Il sogno di snellire la burocrazia

In tema di lotta alla burocrazia, con l’arrivo dell’ennesima strizzatina fiscale targata legge di stabilità, non poteva mancare un cenno al sempre desiderabilissimo obiettivo di ridurre la burocrazia. D’altro canto, almeno a chiacchiere, non c’è forza politica che non dichiari di battersi strenuamente per una decisa semplificazione degli adempimenti e delle procedure imposti dalla mano pubblica. E sempre a chiacchiere, così come per le tasse, tutti promettono miracolose ricette per rendere più facile la vita dei cittadini e delle imprese sul fronte della medesima burocrazia.

 Nonostante sia dall’inizio della cosiddetta seconda Repubblica, quindi circa un ventennio, che si lanciano continue crociate contro le scartoffie inutili e gli altrettanto inutili passaggi burocratici, le cose sotto questo profilo sembrano addirittura peggiorare di anno in anno. Malgrado i proclami, il Paese reale non riesce minimamente a togliersi di dosso il pesantissimo fardello di una burocrazia la quale, insieme all’eccesso di tasse, tende a soffocarne qualunque forma di iniziativa spontanea, economica e non.

Ora, proprio il fatto che in sostanza mai nessuno sia riuscito in tutto questo tempo ad incidere minimamente nel problema dovrebbe far riflettere sulla natura profondamente sistemica del problema medesimo. In poche parole, è assai probabile che l’eccesso di burocrazia di questo disgraziatissimo Paese, al pari di tanti altri mali di natura endemica, rappresenti solo il portato finale di un lungo processo di statalizzazione della società col quale, in maniera graduale ma continua, si è prodotto un forte squilibrio tra produttori privati e chi vive, sotto le più disparate voci, di spesa pubblica.
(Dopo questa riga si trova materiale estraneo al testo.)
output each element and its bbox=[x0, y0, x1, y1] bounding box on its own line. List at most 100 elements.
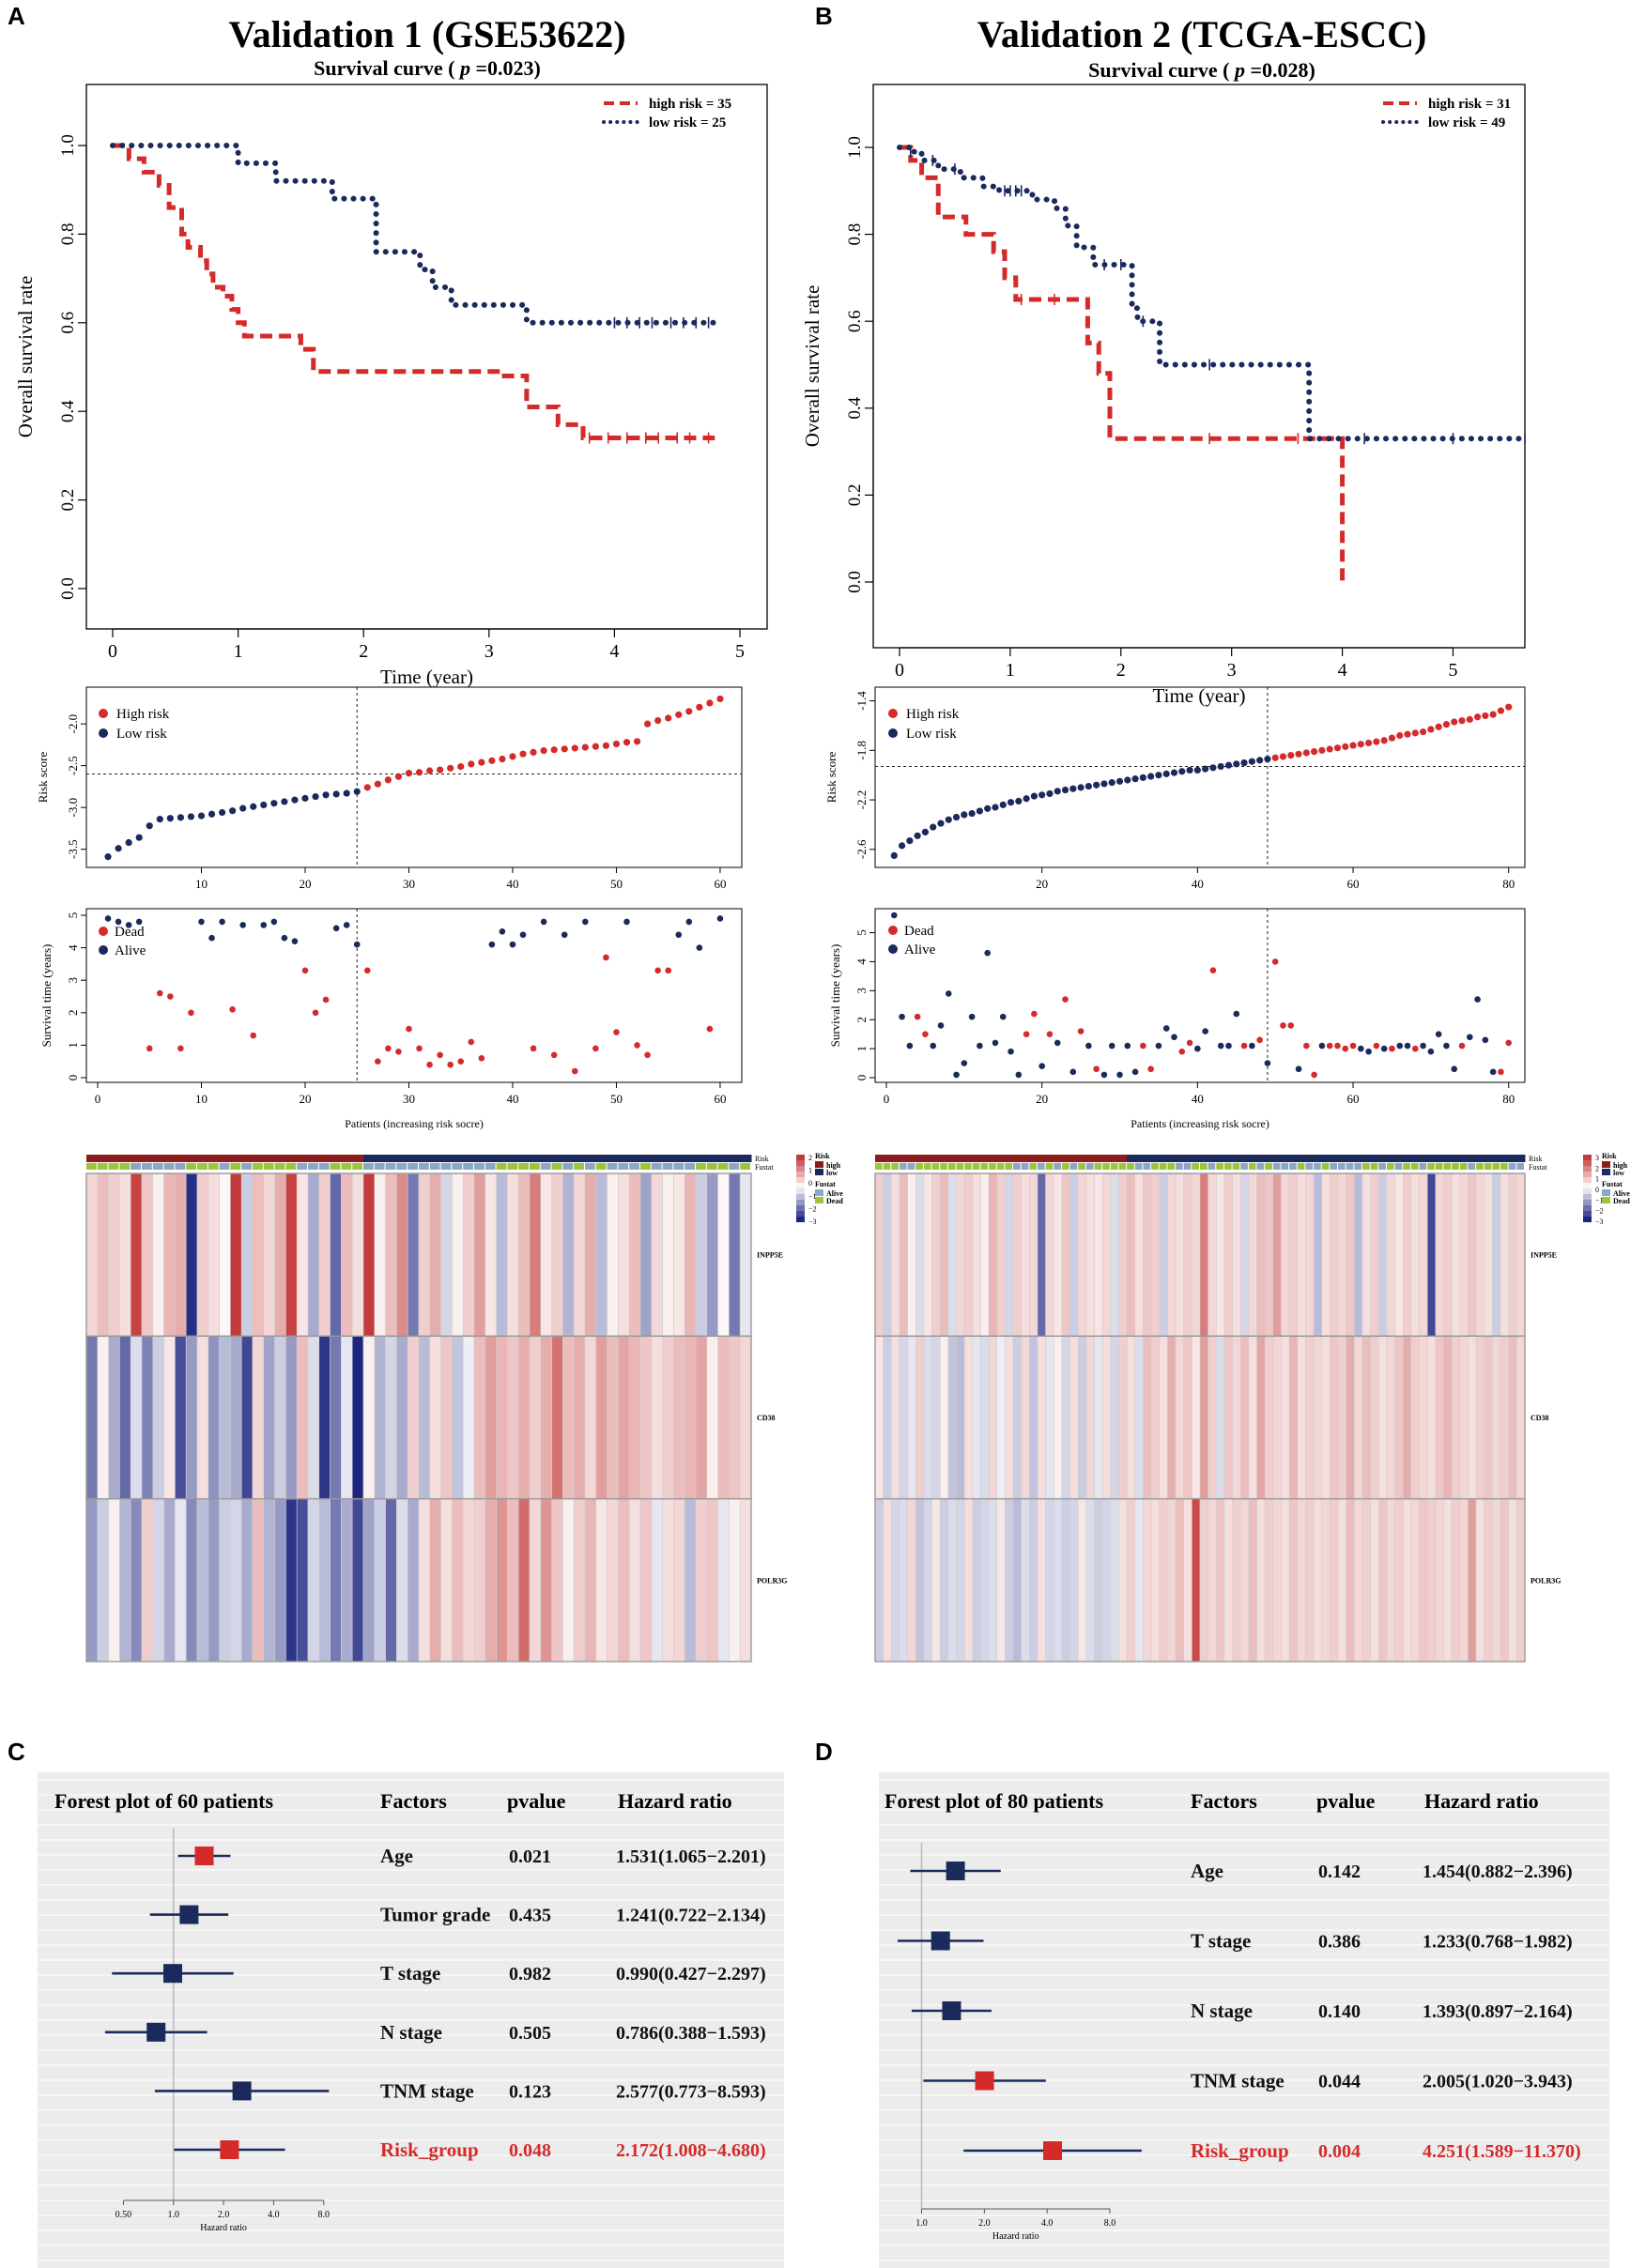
heatmap-cell bbox=[1061, 1498, 1070, 1663]
risk-annotation-cell bbox=[651, 1155, 664, 1162]
status-point-dead bbox=[167, 993, 174, 1000]
risk-annotation-cell bbox=[186, 1155, 198, 1162]
risk-point-low bbox=[166, 815, 174, 822]
heatmap-cell bbox=[1281, 1172, 1290, 1337]
x-tick-label: 5 bbox=[1448, 660, 1457, 681]
risk-annotation-cell bbox=[363, 1155, 376, 1162]
y-tick-label: 3 bbox=[854, 988, 869, 994]
risk-point-low bbox=[1069, 785, 1077, 792]
risk-annotation-cell bbox=[274, 1155, 286, 1162]
heatmap-cell bbox=[1021, 1336, 1030, 1499]
status-point-alive bbox=[1435, 1031, 1442, 1037]
heatmap-cell bbox=[972, 1336, 981, 1499]
heatmap-cell bbox=[196, 1336, 209, 1499]
risk-annotation-cell bbox=[1054, 1155, 1063, 1162]
status-point-dead bbox=[1287, 1022, 1295, 1029]
x-axis-label: Patients (increasing risk socre) bbox=[345, 1117, 484, 1130]
heatmap-cell bbox=[240, 1498, 254, 1663]
fustat-annotation-cell bbox=[1508, 1163, 1516, 1170]
heatmap-cell bbox=[362, 1336, 376, 1499]
heatmap-cell bbox=[1468, 1498, 1477, 1663]
y-tick-label: 0.0 bbox=[58, 577, 78, 600]
status-point-dead bbox=[530, 1045, 537, 1052]
heatmap-cell bbox=[1143, 1336, 1152, 1499]
risk-annotation-cell bbox=[308, 1155, 320, 1162]
heatmap-cell bbox=[907, 1498, 916, 1663]
heatmap-cell bbox=[196, 1498, 209, 1663]
hazard-ratio-marker bbox=[146, 2022, 166, 2042]
heatmap-cell bbox=[1232, 1336, 1241, 1499]
heatmap-cell bbox=[396, 1172, 408, 1337]
risk-annotation-cell bbox=[352, 1155, 364, 1162]
heatmap-cell bbox=[1094, 1498, 1103, 1663]
risk-point-high bbox=[447, 764, 454, 772]
risk-point-low bbox=[1209, 764, 1217, 772]
risk-point-high bbox=[1427, 726, 1435, 733]
legend-low-risk-dot bbox=[99, 728, 108, 738]
legend-dead-dot bbox=[888, 926, 898, 935]
heatmap-cell bbox=[1361, 1172, 1371, 1337]
risk-point-high bbox=[468, 760, 475, 768]
heatmap-cell bbox=[318, 1498, 331, 1663]
heatmap-cell bbox=[307, 1172, 320, 1337]
heatmap-cell bbox=[374, 1336, 386, 1499]
heatmap-cell bbox=[1150, 1336, 1161, 1499]
fustat-annotation-cell bbox=[562, 1163, 574, 1170]
heatmap-cell bbox=[695, 1498, 708, 1663]
heatmap-cell bbox=[396, 1336, 408, 1499]
heatmap-cell bbox=[152, 1172, 164, 1337]
risk-annotation-cell bbox=[1127, 1155, 1136, 1162]
risk-annotation-cell bbox=[318, 1155, 331, 1162]
fustat-annotation-cell bbox=[1305, 1163, 1314, 1170]
heatmap-cell bbox=[939, 1336, 949, 1499]
status-point-dead bbox=[1303, 1042, 1310, 1050]
x-tick-label: 3 bbox=[1227, 660, 1237, 681]
risk-annotation-cell bbox=[285, 1155, 298, 1162]
heatmap-cell bbox=[1297, 1172, 1306, 1337]
fustat-annotation-cell bbox=[673, 1163, 685, 1170]
status-point-alive bbox=[1008, 1048, 1014, 1055]
hazard-ratio-marker bbox=[942, 2001, 961, 2020]
risk-point-low bbox=[208, 810, 216, 818]
risk-point-low bbox=[961, 811, 968, 819]
heatmap-cell bbox=[1419, 1172, 1428, 1337]
x-tick-label: 10 bbox=[195, 1092, 208, 1106]
heatmap-cell bbox=[551, 1336, 563, 1499]
heatmap-cell bbox=[1256, 1498, 1266, 1663]
heatmap-cell bbox=[263, 1498, 275, 1663]
risk-point-low bbox=[250, 803, 257, 810]
risk-annotation-cell bbox=[1061, 1155, 1071, 1162]
heatmap-cell bbox=[1118, 1498, 1128, 1663]
risk-annotation-cell bbox=[219, 1155, 231, 1162]
heatmap-cell bbox=[1223, 1498, 1233, 1663]
y-tick-label: 0 bbox=[854, 1075, 869, 1081]
heatmap-cell bbox=[1094, 1172, 1103, 1337]
column-header-hazard-ratio: Hazard ratio bbox=[618, 1789, 732, 1813]
risk-point-low bbox=[906, 836, 914, 845]
factor-label: N stage bbox=[1191, 2000, 1253, 2022]
x-tick-label: 60 bbox=[1347, 877, 1360, 891]
heatmap-cell bbox=[462, 1172, 475, 1337]
heatmap-cell bbox=[1264, 1336, 1274, 1499]
status-point-alive bbox=[906, 1042, 914, 1050]
heatmap-cell bbox=[1272, 1172, 1282, 1337]
status-point-alive bbox=[582, 918, 589, 926]
legend-low-risk-dot bbox=[888, 728, 898, 738]
status-point-dead bbox=[654, 967, 661, 974]
risk-annotation-cell bbox=[385, 1155, 397, 1162]
heatmap-cell bbox=[1216, 1172, 1225, 1337]
fustat-annotation-cell bbox=[1183, 1163, 1192, 1170]
heatmap-cell bbox=[1021, 1172, 1030, 1337]
fustat-annotation-cell bbox=[883, 1163, 891, 1170]
pvalue-label: 0.435 bbox=[509, 1906, 551, 1926]
legend-label: High risk bbox=[116, 707, 170, 722]
heatmap-cell bbox=[972, 1172, 981, 1337]
risk-annotation-cell bbox=[607, 1155, 619, 1162]
panel-b-subtitle-suffix: =0.028) bbox=[1245, 58, 1315, 82]
heatmap-cell bbox=[385, 1336, 397, 1499]
risk-annotation-cell bbox=[685, 1155, 697, 1162]
hazard-ratio-label: 1.531(1.065−2.201) bbox=[616, 1847, 766, 1867]
heatmap-cell bbox=[1085, 1172, 1095, 1337]
fustat-annotation-cell bbox=[1354, 1163, 1361, 1170]
risk-annotation-cell bbox=[1272, 1155, 1282, 1162]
A grandi linee ciò ha comportato una tendenza alla proliferazione delle più disparate categorie di uffici pubblici, spesso spuntati come funghi sull’onda di edificanti proponimenti sociali. Non a caso, proprio a partire dagli anni Novanta, è cominciata la lunga stagione delle authority e dei garanti, con relative pletore crescenti di impiegati e funzionari ben retribuiti. Si è addirittura giunti al paradosso di istituire figure pubbliche con lo scopo di snellire determinate procedure, le quali si sono poi trasformate in ulteriori fardelli, inventandosi a loro volta ulteriori complicazioni ai danni dei cittadini. Il motivo per cui tutto questo accade è piuttosto semplice.

L’eccesso di Stato e di politica alimenta la spinta, ben presente in alcuni settori della società, alla burocratizzazione del sistema. E una volta che la mano pubblica ha messo la sua sinistra bandierina, accaparrandosi spesso in via esclusiva una determinata competenza, il braccio armato della burocrazia tende per moto proprio ad ampliare la propria influenza, onde legittimarne la stessa esistenza. Esercitando quindi una costante e quasi invisibile pressione nei confronti della sfera politica, la burocrazia ha reso fin qui vani tutti i tentativi di ridurne il peso ed il costo sostenuto dal Paese reale.

D’altro canto, finché non si comprenderà che solo riducendo il perimetro dello Stato, eliminando di sana pianta buona parte delle competenze pubbliche, è assai probabile che ad ogni inizio di estate la nostra politica del nulla si ritroverà in cima ai suoi compiti per le vacanze la chimera di una burocrazia snella che tutti dicono di volere ma che nessuno sa come raggiungere.

D’altro canto, all’interno di una democrazia parlamentare che pretende di occuparsi dei cittadini sotto ogni aspetto dalla culla alla tomba, appare difficile immaginarsi un deciso alleggerimento del potere degli uffici. Sotto questo profilo Stato, politica e burocrazia risultano da sempre elementi del tutto inscindibili.